VUW has now seen enrolments drop 12.1 percent on last year, leaving a $15 million hole in revenue. Vice-chancellor Nic Smith said management was looking into a range of options to save costs and no decision had yet been made about jobs. However, the future of the Institute for Governance and Policy Studies is uncertain.
The largest job shedding program is looming in the polytechnic sector. The government last year restructured the country’s trades training system, merging 16 polytechnics and nine Industry Training Organisations into a single entity.
The new national body, Te Pūkenga, with 260,000 students and over 8,000 staff, was initially targeted with saving $52 million per annum from 2023. In March, CEO Peter Winder declared that “brutal reality” required between 200 and 1,000 job losses and asset sales to rein in a $63 million deficit.
Radio NZ reported that a survey of Te Pūkenga staff found one in three did not believe they have a future with the new polytech, and the vast majority would not recommend working there. The survey was responded to by over 4,300 staff with many reporting feeling anxiety and fatigue over change, frustration over under-staffing and lack of faith in management.
The Tertiary Education Union (TEU) will do nothing to fight the new assault. Otago TEU branch organiser Philip Edwards told the Otago Daily Times the union was currently in a “holding pattern.” “Yes, we will want to save every job that we possibly can and yes, we will engage in some kind of action—but we don’t know what that action is yet because we are still in the early stages of understanding what the process forward is,” he declared.
Edwards added that during pay bargaining in the COVID lockdown, members had voted to take a zero pay increase to “protect” the university. “Now they’re being repaid with redundancy as a result of that,” he said.
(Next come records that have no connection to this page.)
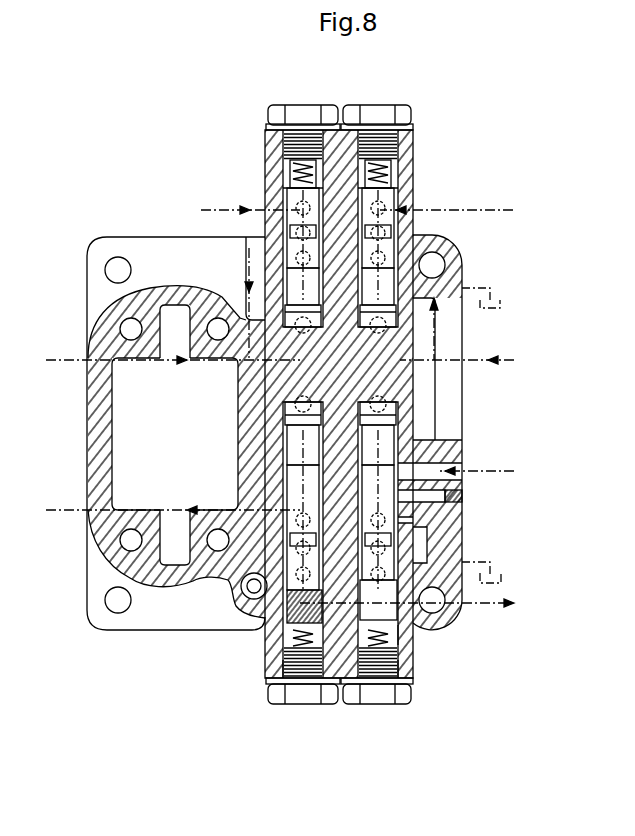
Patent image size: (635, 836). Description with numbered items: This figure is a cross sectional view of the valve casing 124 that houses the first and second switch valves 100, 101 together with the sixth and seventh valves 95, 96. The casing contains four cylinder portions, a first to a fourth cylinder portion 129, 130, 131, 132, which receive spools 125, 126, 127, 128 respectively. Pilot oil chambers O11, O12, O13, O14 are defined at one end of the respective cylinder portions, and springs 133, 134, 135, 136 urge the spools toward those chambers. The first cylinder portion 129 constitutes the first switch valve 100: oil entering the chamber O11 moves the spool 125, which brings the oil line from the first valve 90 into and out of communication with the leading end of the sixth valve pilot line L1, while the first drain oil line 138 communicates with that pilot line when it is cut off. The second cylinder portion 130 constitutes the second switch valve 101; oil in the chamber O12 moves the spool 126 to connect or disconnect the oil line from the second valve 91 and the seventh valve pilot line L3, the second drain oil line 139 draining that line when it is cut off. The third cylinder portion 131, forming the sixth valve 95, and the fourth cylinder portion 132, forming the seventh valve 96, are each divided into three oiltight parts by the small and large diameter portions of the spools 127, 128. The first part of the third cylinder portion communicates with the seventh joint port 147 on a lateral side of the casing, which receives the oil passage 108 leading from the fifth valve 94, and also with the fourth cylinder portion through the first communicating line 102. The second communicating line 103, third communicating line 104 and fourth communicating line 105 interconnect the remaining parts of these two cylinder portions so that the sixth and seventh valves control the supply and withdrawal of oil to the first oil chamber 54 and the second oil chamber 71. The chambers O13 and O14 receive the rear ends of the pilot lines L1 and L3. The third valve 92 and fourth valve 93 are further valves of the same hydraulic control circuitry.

The first switch valve 100 is at (425, 138).
The second switch valve 101 is at (260, 134).
The first communicating line 102 is at (347, 470).
The second communicating line 103 is at (238, 493).
The third communicating line 104 is at (427, 548).
The fourth communicating line 105 is at (316, 645).
The oil passage 108 is at (530, 482).
The valve casing 124 is at (462, 408).
The spool 125 is at (398, 188).
The spool 126 is at (290, 202).
The spool 127 is at (430, 618).
The spool 128 is at (288, 450).
The first cylinder portion 129 is at (414, 130).
The second cylinder portion 130 is at (266, 130).
The third cylinder portion 131 is at (420, 682).
The fourth cylinder portion 132 is at (268, 682).
The spring 133 is at (396, 168).
The spring 134 is at (296, 166).
The spring 135 is at (405, 635).
The spring 136 is at (285, 632).
The first drain oil line 138 is at (398, 232).
The second drain oil line 139 is at (312, 218).
The seventh joint port 147 is at (460, 463).
The first valve 90 is at (464, 210).
The second valve 91 is at (232, 210).
The third valve 92 is at (475, 360).
The fourth valve 93 is at (155, 360).
The fifth valve 94 is at (495, 470).
The first oil chamber 54 is at (155, 510).
The second oil chamber 71 is at (425, 603).
The sixth valve 95 is at (416, 670).
The seventh valve 96 is at (262, 675).
The sixth valve pilot line L1 is at (434, 342).
The seventh valve pilot line L3 is at (249, 250).
The pilot oil chamber O11 is at (372, 328).
The pilot oil chamber O12 is at (295, 330).
The pilot oil chamber O13 is at (380, 402).
The pilot oil chamber O14 is at (303, 403).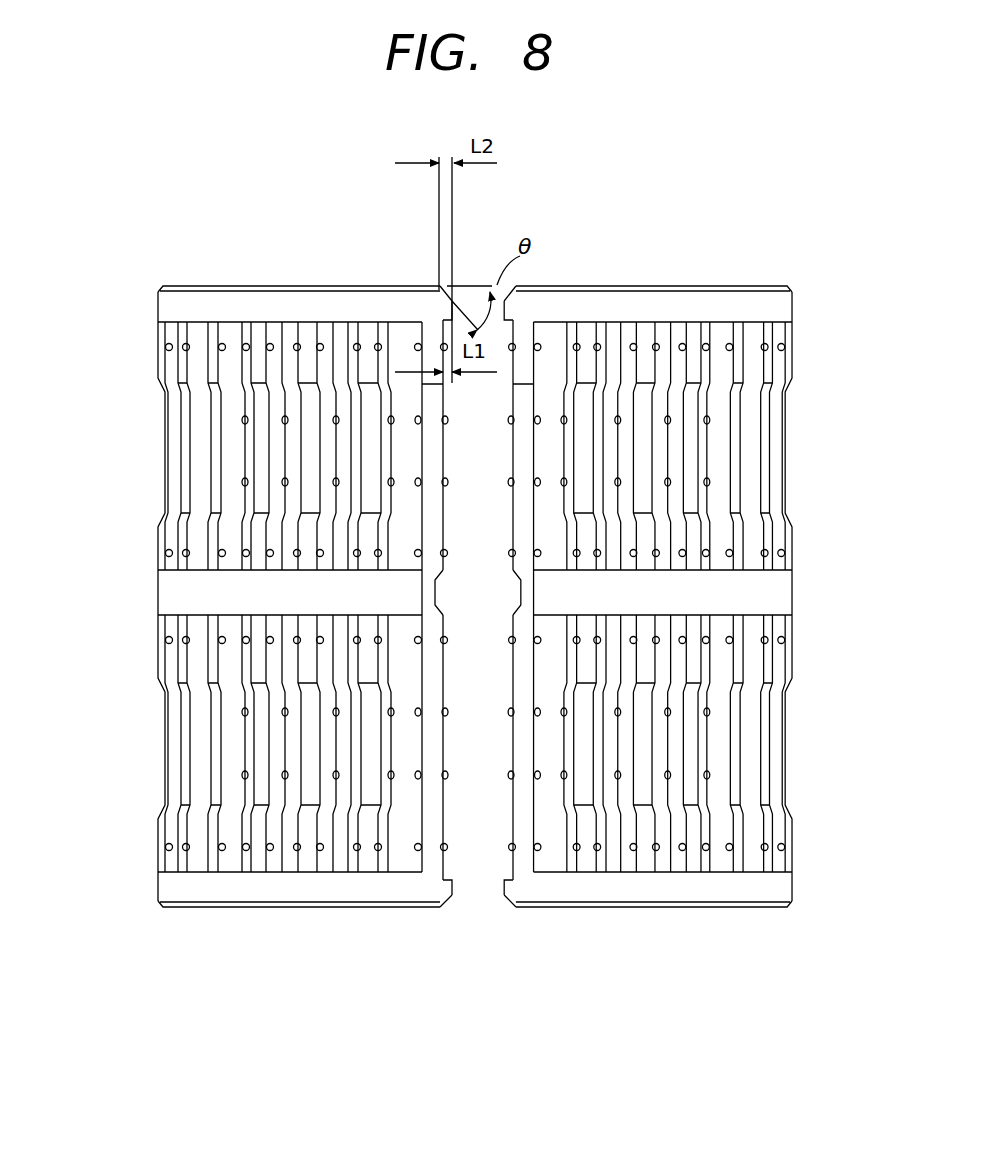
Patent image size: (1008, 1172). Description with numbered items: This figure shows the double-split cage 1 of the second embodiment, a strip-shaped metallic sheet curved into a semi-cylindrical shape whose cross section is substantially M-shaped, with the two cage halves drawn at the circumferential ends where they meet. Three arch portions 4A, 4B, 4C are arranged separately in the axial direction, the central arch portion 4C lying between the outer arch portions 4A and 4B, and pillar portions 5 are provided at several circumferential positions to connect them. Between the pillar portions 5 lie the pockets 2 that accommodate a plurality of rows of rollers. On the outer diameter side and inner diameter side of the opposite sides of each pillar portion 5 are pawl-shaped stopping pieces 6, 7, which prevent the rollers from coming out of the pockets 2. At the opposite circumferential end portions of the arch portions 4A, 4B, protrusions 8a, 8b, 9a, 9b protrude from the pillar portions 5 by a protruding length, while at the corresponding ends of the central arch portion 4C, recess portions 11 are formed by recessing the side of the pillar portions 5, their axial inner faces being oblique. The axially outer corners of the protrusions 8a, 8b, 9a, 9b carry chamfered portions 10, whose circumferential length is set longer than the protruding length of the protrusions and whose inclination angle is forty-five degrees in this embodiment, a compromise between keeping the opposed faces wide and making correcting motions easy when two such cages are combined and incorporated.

The double-split cage 1 is at (475, 590).
The pockets 2 is at (343, 337).
The arch portion 4A is at (228, 302).
The arch portion 4B is at (660, 890).
The central arch portion 4C is at (180, 598).
The pillar portions 5 is at (262, 463).
The stopping pieces 6 is at (322, 557).
The stopping pieces 7 is at (290, 735).
The protrusion 8a is at (505, 330).
The protrusion 8b is at (508, 880).
The protrusion 9a is at (459, 303).
The protrusion 9b is at (455, 877).
The chamfered portion 10 is at (440, 288).
The recess portion 11 is at (438, 595).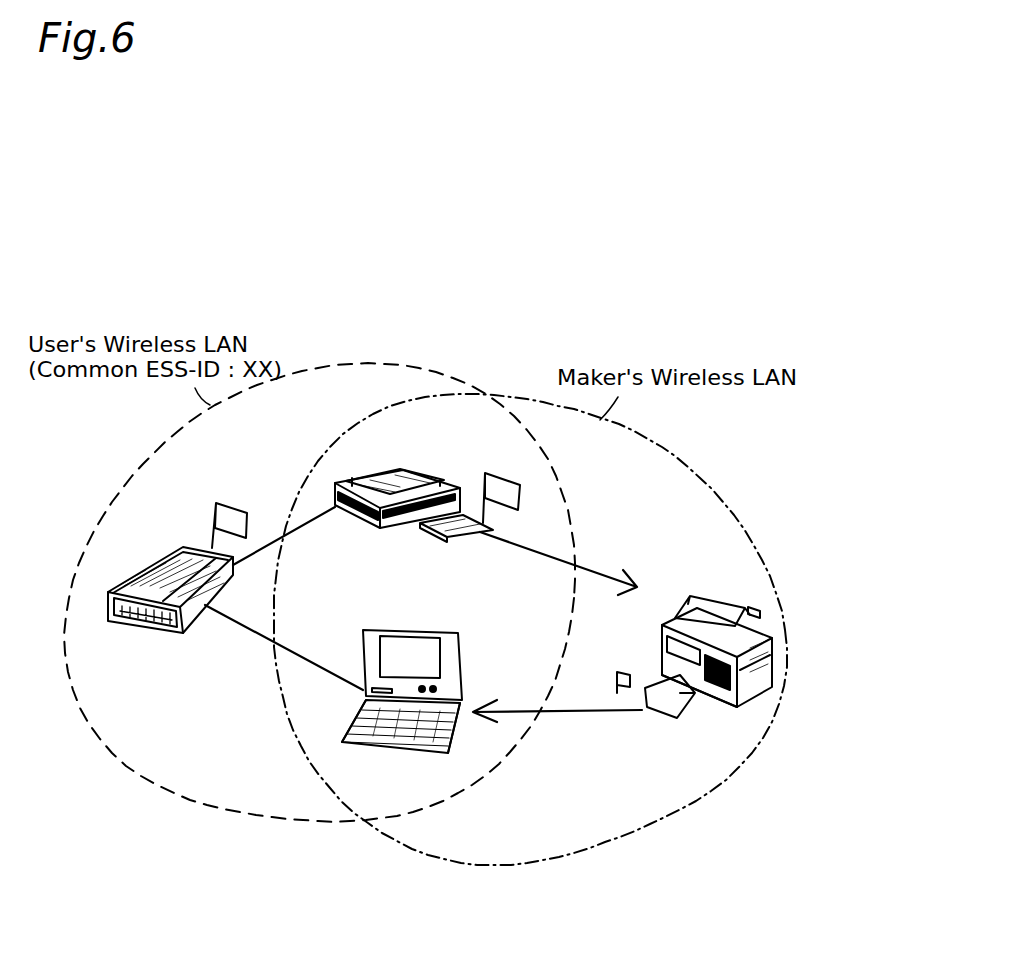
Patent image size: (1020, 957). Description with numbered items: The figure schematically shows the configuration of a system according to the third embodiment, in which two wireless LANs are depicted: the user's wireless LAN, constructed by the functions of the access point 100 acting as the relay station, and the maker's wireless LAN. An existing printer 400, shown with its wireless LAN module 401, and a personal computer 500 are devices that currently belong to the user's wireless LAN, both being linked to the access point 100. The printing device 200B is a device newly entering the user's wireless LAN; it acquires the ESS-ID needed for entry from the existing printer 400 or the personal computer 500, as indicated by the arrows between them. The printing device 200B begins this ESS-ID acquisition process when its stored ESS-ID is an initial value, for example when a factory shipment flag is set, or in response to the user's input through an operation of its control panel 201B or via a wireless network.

The TEU national office is due to meet with branch presidents “to discuss a coordinated national approach to fight the cuts.” However, it immediately repeated previous calls for “all the Vice Chancellors to work with us and the government in a tripartite forum to argue for the university sector”—in other words begging for a seat at the table to collaborate with the impending assault.
Throughout years of funding cuts and attacks on jobs and wages, the TEU has collaborated in imposing the dictates of university administrations, governments and big business. Like all the unions, its perspective has been to isolate staff between institutions, suppress industrial action and call for “consultation” over how cuts are to be carried through.
With the onset of the COVID pandemic in early 2020, border closures saw international student enrolments cut by more than half. Over 1,000 university jobs were shed during the next two years without any coordinated fight to unite staff in a nationwide campaign to defend jobs.
Workers have attempted to fight back. Last October, 7,000 university staff held a nationwide one-day strike over frozen pay and attacks on conditions. The movement was subsequently broken up by the TEU, which has imposed below-inflation pay deals at VUW, Otago, Canterbury and Massey Universities.
Last year, the TEU took a legal case in the Employment Relations Authority over a decision by Auckland University of Technology (AUT) to sack 270 staff. The TEU trumpeted a decisive “victory” after the authority found that AUT had not followed procedures laid out in the employment contract and ordered that the termination notices be withdrawn.
The legal challenge, however, was a bogus operation, designed to suppress any industrial action while the TEU sought discussions over how best to organise the sackings. Ninety jobs were finally lost to voluntary redundancies, while the remainder were deferred for six months. AUT management declared it would then “engage constructively with the TEU to effect the changes we need.”